Нет сомнения, что переброска войск на Северный фронт, их дислокация, создание Петроградской армии и ее усиление – вызывались безусловно стратегической необходимостью; но, конечно, выбор войск соответствовал и другой цели – создания благоприятных условий на случай крушения центральной власти.
Таким же подсобным средством считались офицерские организации.
В виду полной ненадежности петроградского гарнизона, столичные организации представлялись полезным орудием как для вооруженной борьбы против большевистского восстания, так и на случай падения власти или окончательного уклонения ее на путь, предопределенный соотношением сил в советах, в которых большевистские течения получали явное преобладание.
К 13-му августа в Могилев прибыль командир 3-го конного корпуса, генерал Крымов и в своих руках сосредоточил как непосредственное руководство войсками, прибывающими в петроградский район, так и общее направление деятельностью организаций. Большой патриот, смелый, решительный, не останавливавшийся перед огромным риском, разочарованный в людях еще со времени подготовки мартовского переворота,[35] не любивший делиться своими планами с окружающими и рассчитывавший преимущественно на свои собственные силы, он внес известные индивидуальна особенности во все направление последующей конспиративной деятельности, исходившей из Могилева. Его непоколебимым убеждением было полное отрицание возможности достигнуть благоприятных результатов путем сговора с Керенским и его единомышленниками. В их искренность и в возможность их «обращения» он совершенно не верил; все последующие события подтвердили правильность его точки зрения.

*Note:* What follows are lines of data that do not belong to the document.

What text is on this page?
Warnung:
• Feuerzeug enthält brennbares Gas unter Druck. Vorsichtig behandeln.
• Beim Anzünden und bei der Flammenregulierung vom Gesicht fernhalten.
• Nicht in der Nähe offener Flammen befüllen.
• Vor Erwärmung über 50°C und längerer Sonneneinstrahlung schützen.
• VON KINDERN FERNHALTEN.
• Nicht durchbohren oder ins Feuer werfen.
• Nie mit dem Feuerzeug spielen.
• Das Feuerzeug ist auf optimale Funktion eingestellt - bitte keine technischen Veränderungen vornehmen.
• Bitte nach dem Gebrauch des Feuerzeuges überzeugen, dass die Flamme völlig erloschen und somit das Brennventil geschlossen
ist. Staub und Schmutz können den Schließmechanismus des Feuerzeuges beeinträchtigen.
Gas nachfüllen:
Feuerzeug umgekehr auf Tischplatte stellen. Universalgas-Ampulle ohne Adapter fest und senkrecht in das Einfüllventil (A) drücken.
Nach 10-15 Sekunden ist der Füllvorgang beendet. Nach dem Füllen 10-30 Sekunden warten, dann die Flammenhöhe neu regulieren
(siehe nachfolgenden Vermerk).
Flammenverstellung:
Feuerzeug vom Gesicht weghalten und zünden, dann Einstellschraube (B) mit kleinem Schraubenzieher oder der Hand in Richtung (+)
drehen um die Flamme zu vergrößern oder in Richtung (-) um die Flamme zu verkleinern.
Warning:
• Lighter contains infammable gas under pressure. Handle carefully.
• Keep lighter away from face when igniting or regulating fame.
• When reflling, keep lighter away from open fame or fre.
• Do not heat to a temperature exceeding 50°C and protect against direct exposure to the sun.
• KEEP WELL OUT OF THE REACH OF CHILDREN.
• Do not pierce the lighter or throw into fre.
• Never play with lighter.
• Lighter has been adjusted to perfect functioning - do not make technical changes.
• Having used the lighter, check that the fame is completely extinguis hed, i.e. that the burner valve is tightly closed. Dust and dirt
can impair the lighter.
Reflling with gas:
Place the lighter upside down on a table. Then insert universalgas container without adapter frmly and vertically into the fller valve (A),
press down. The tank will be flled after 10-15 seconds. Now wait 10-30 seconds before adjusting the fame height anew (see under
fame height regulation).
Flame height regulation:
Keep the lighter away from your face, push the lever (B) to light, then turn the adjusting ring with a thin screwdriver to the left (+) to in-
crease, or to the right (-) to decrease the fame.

По-видимому, политическая сторона вопроса Крымова, как и Корнилова, не слишком интересовала. Если раньше, когда верховное восглавление находилось в руках оппортуниста – Брусилова, Крымов делал попытку организовать вокруг себя военный центр в Киевском округе, то теперь, подчиняясь широким общественным настроениям, единодушно называвшим имя Корнилова, он предоставил себя в полное его распоряжение. Крымов добровольно стал орудием, «мечом» корниловского движения; но орудием сознательным, быть может направлявшим иногда… руку, его поднявшую. «Меч» хотел разить, утратив веру в целебность напрасных словопрений, и, исходя из взгляда, что страна подходить к роковому пределу и что поэтому приемлемо всякое, самое рискованное средство… «Рука» разделяла всецело эти взгляды, но, придавленная огромной тяжестью нравственной ответственности перед страной и армией, несколько колебалась. Только это побуждений сдерживало Корнилова, потому что о себе, о своей голове, он не раздумывал ни одной минуты.